“We’re PG police and we shoot people,” said a police officer now convicted of assault


#21

Police unions aren’t labor unions. Union organizations themselves are even starting to say this. A California UAW local of 13,000 education workers called for police unions to be expelled from the AFL-CIO. As their resolution said:

“Historically and contemporarily, police unions serve the interests of police forces as an arm of the state, and not the interests of police as laborers.”

#22
On March 17, 2010, a Bonn Hells Angels member shot dead a 42-year-old police officer of the SEK (Spezialeinsatzkommando) during a house search. He was subsequently acquitted of murder charges by the German Supreme court, stating that he acted in self-defense after murder threats by Bandido members.
(Wiki) Yes, Germany - but I am fascinated by this story.

The court ruled it as self-defense because the officers didn’t announced themselves as police when the Hells Angels member screamed from inside “Go away!” before he shooted through the door.

In an interview the guy said he feared for his life when the police finally stormed the house - but he was only roughly handled when he was tackeld and chained. Not sure if I would react so professionally when a colleague of mine was shot seconds before.

Most of our law&order politicians and the police unions decried the acquittal as judicial wrongdoing.


#23

The plural of anecdote is not “data.”


#24

We are finally seeing headlines of cops getting charged and even convicted of brutality, but very little follow up posts of these guilty cops actually serving time. Are we there yet?


#25

Did I claim you argument is invalid? Mostly I wanted to share an interesting story - the main reason why this was discussed widely over here is the rareness of such an acquittal.


#26

Santiago will serve a mandatory minimum sentence of at least five years without parole for using a firearm in a violent crime. Alsobrooks said he could be sentenced to a term of up to 45 years.

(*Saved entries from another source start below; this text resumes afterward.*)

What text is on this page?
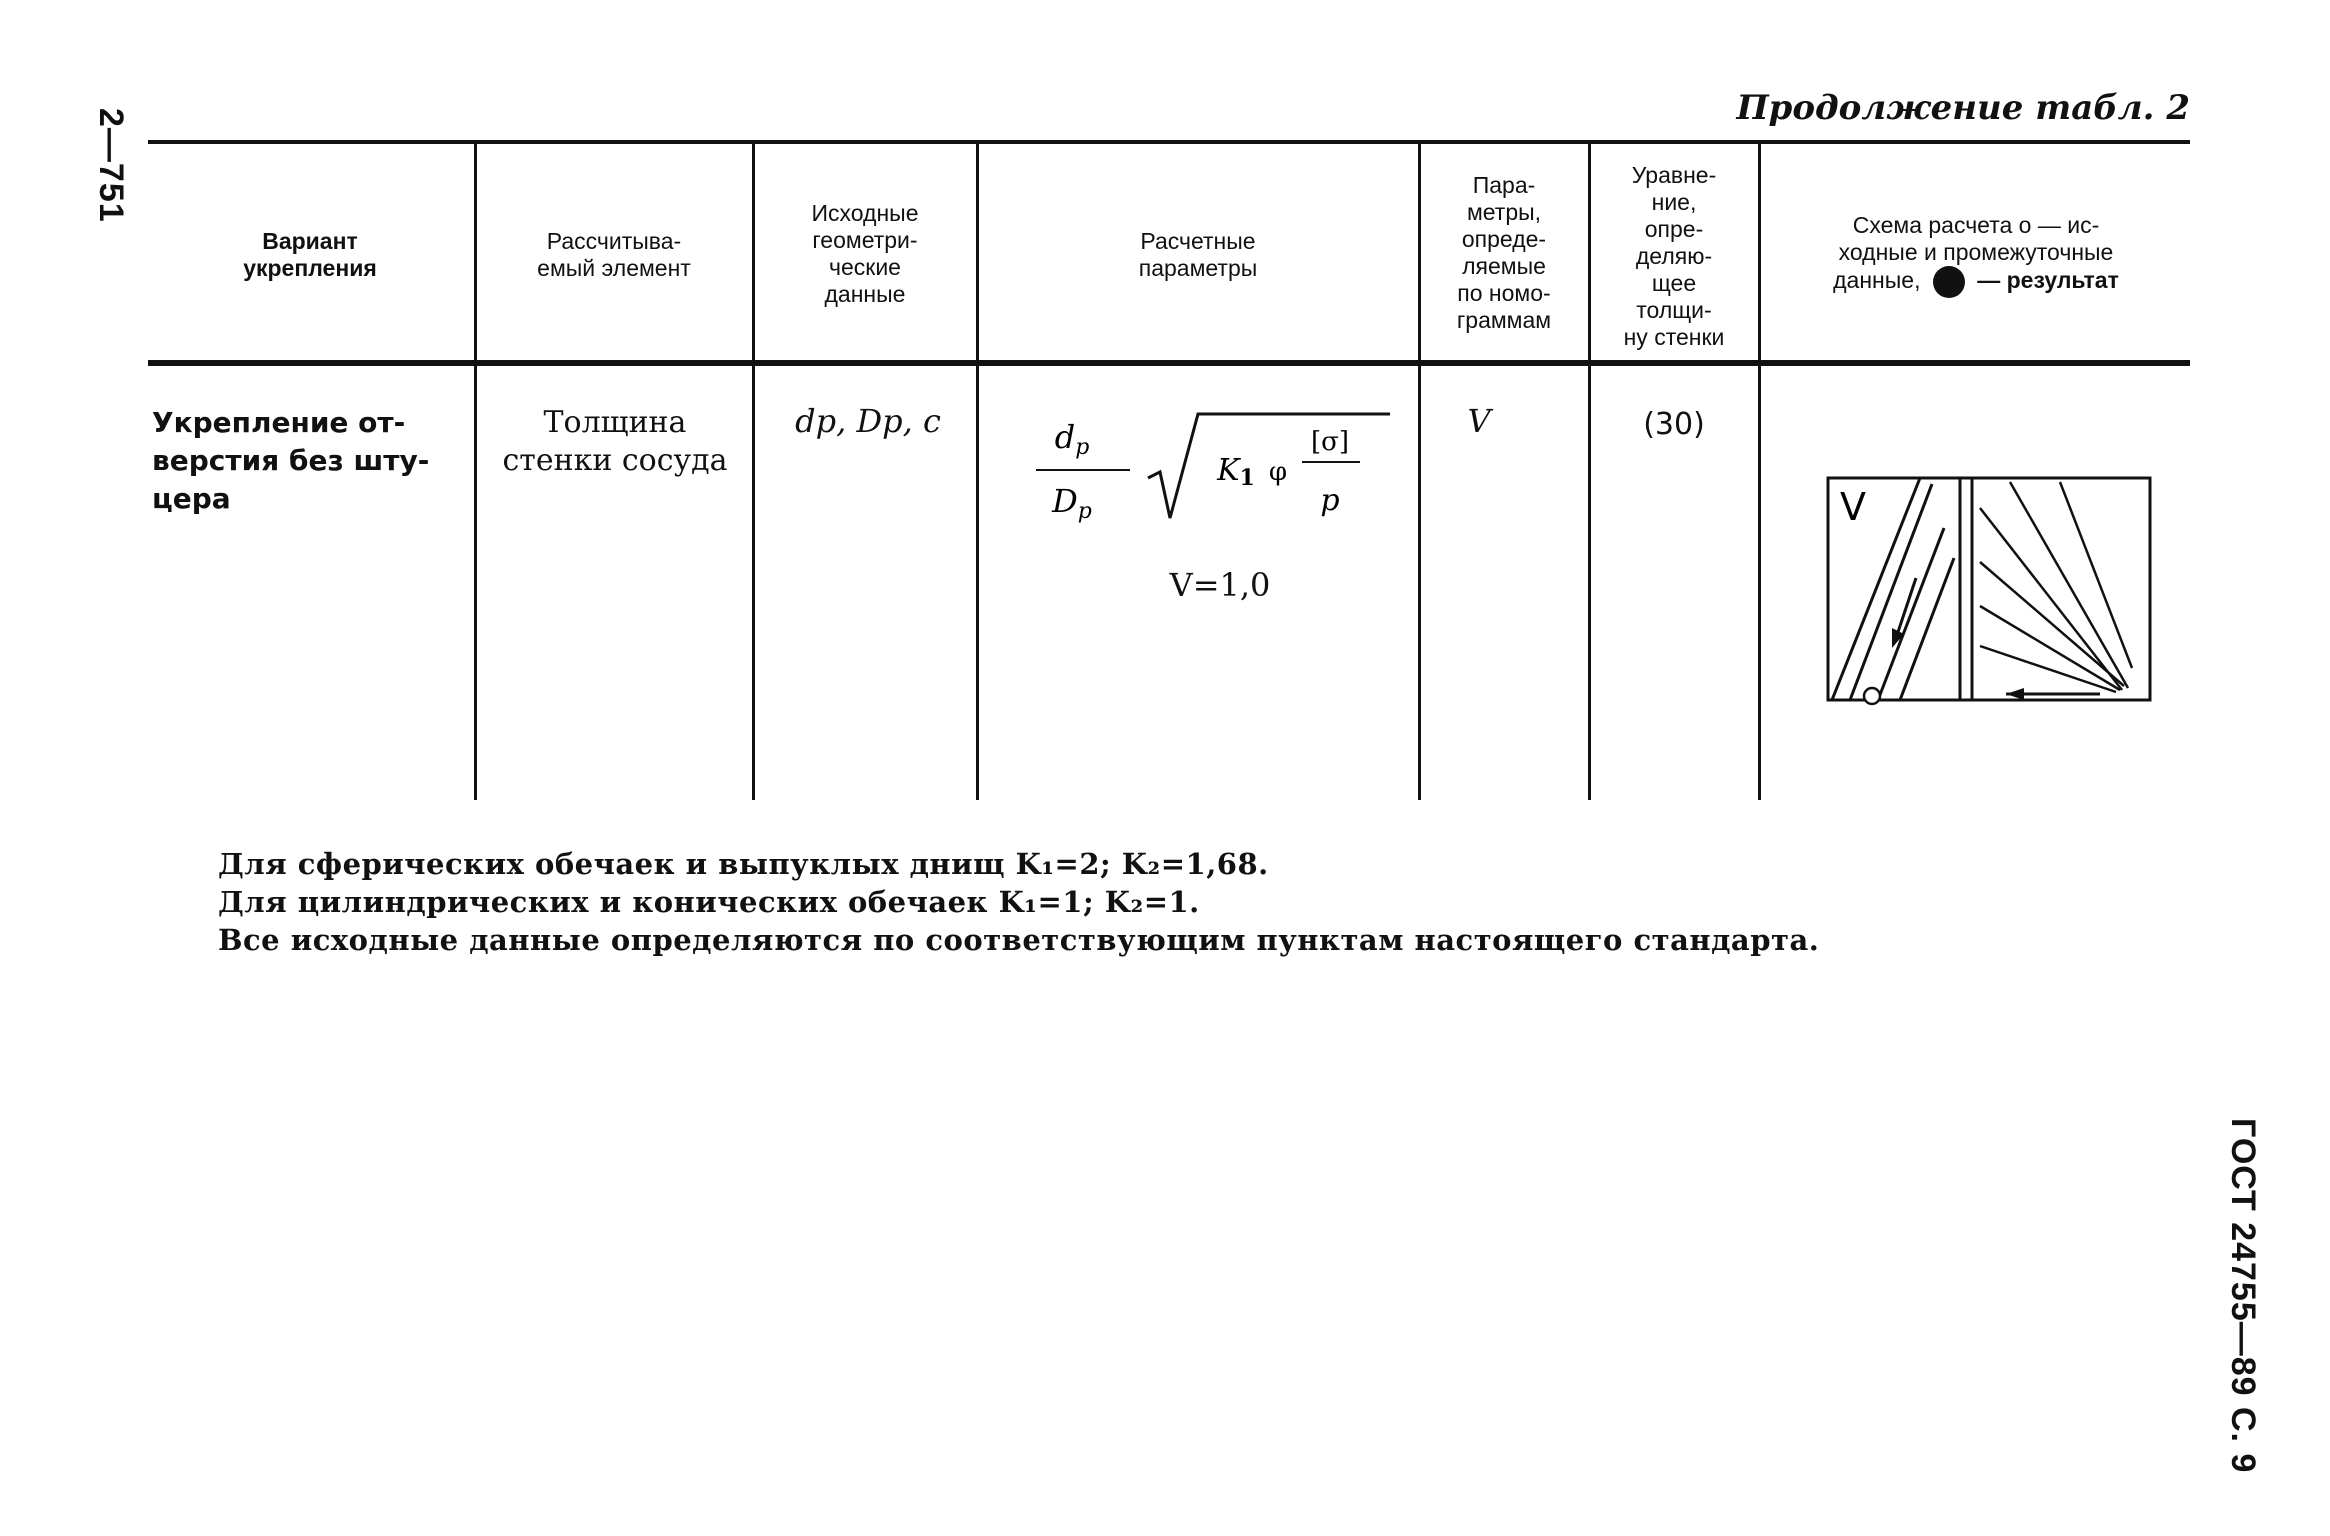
2—751
ГОСТ 24755—89 С. 9
Продолжение табл. 2
Вариант
укрепления
Рассчитыва-
емый элемент
Исходные
геометри-
ческие
данные
Расчетные
параметры
Пара-
метры,
опреде-
ляемые
по номо-
граммам
Уравне-
ние,
опре-
деляю-
щее
толщи-
ну стенки
Схема расчета о — ис-
ходные и промежуточные
данные, — результат
Укрепление от-
верстия без шту-
цера
Толщина
стенки сосуда
dp, Dp, c	dp
Dp
K1 φ
[σ]
p
V=1,0
V	(30)
V
Для сферических обечаек и выпуклых днищ K₁=2; K₂=1,68.
Для цилиндрических и конических обечаек K₁=1; K₂=1.
Все исходные данные определяются по соответствующим пунктам настоящего стандарта.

(Prince George’s County State’s Attorney Angela D. Alsobrooks)


#27

Yes, this! I don’t get how he goes to jail for 5 years minimum but could still get his job back?? This is a very poorly written story. Even if he’s served his time, it sounds like a felony. Can you be a cop in PG with a felony on your record??? WTF?


#28

Do open prisons exists in the US? If so he could be by night in jail for firearm crimes and by day working as cop </s>


#29

Ah, fair enough.


#30

Not really. We have some halfway-house programs but a crime that is considered violent like assault would probably not fit that. We have “country club” federal prisons for rich people that get caught doing wrong and can’t pay their way out of it (or are women/minority).


#31

Wonder how he’s liking those mandatory minimum sentences now? Even if he makes it out of 5 years of jail unscathed, I don’t imagine any police department would touch him. Can he even posses a gun after he gets out?


#32

Very good to know, thank you.


#33

Santiago will serve a mandatory minimum sentence of at least five years without parole for using a firearm in a violent crime. Alsobrooks said he could be sentenced to a term of up to 45 years.

Not if he goes to jail.


#34

How do these two remarks relate to each other? I didn’t describe any of my actions in my comment you replied to.

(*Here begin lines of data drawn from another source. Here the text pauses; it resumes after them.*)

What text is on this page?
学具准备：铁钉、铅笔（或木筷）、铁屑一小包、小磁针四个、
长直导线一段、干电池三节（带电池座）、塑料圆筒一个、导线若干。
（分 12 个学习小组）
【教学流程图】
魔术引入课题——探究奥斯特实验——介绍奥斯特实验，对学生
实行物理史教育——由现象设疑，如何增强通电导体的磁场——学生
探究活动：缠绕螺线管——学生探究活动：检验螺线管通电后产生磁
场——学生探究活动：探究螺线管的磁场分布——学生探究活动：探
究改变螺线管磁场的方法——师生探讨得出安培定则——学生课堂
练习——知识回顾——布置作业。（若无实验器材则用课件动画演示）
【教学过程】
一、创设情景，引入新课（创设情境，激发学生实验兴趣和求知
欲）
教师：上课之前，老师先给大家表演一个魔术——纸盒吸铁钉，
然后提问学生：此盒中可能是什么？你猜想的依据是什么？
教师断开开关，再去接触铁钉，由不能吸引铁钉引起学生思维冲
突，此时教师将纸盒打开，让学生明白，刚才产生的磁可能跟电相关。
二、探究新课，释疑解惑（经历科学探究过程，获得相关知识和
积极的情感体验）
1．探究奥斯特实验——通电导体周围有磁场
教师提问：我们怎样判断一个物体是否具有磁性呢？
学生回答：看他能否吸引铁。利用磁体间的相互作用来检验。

If you are suggesting that people complaining about injustice and oppression has no consequences unless they actively oppose it in their dealings with people in daily life - then I agree.


#35

That’s a bit of a knee-jerk reaction. Police unions are the worst.


#36

There would have to be a DA that gives enough of a fuck to ruin their relationship with the cops for that to happen. Sounds like a pretty big IF to me.


#37

I beg your pardon. I was mistaken in thinking of police unions as labor unions. This was very kindly pointed out by @zikzak just above. [quote=“zikzak, post:21, topic:70168”]
Police unions aren’t labor unions. Union organizations themselves are even starting to say this.
[/quote]


#38

There’s some pretty inconsistent responses in the US when police officers who fail to identify themselves are breaking into someone’s house as part of a raid and get shot by the occupant, even when the police are actually at the wrong address. It seems to depend on the skin color of the occupant. If they’re black, it seems certain they’ll get charged with (and likely convicted of) murder. But that seems to be the circumstance in which there’s any hope of not being convicted of shooting a police officer: being white, with a cop breaking into the house that the police admit was the wrong home, in the middle of the night, while not identifying himself as police.


#39

Wait, you mean to say you advocate violence on line, but don’t actually live the life of a cop-killer? Are you not aware of the inherent contradiction? How can this be?


#40

We’ve seen that running your medical marijuana operation to the letter of the law, and recording the officers on video as they steal and eat your edibles, will not get you far.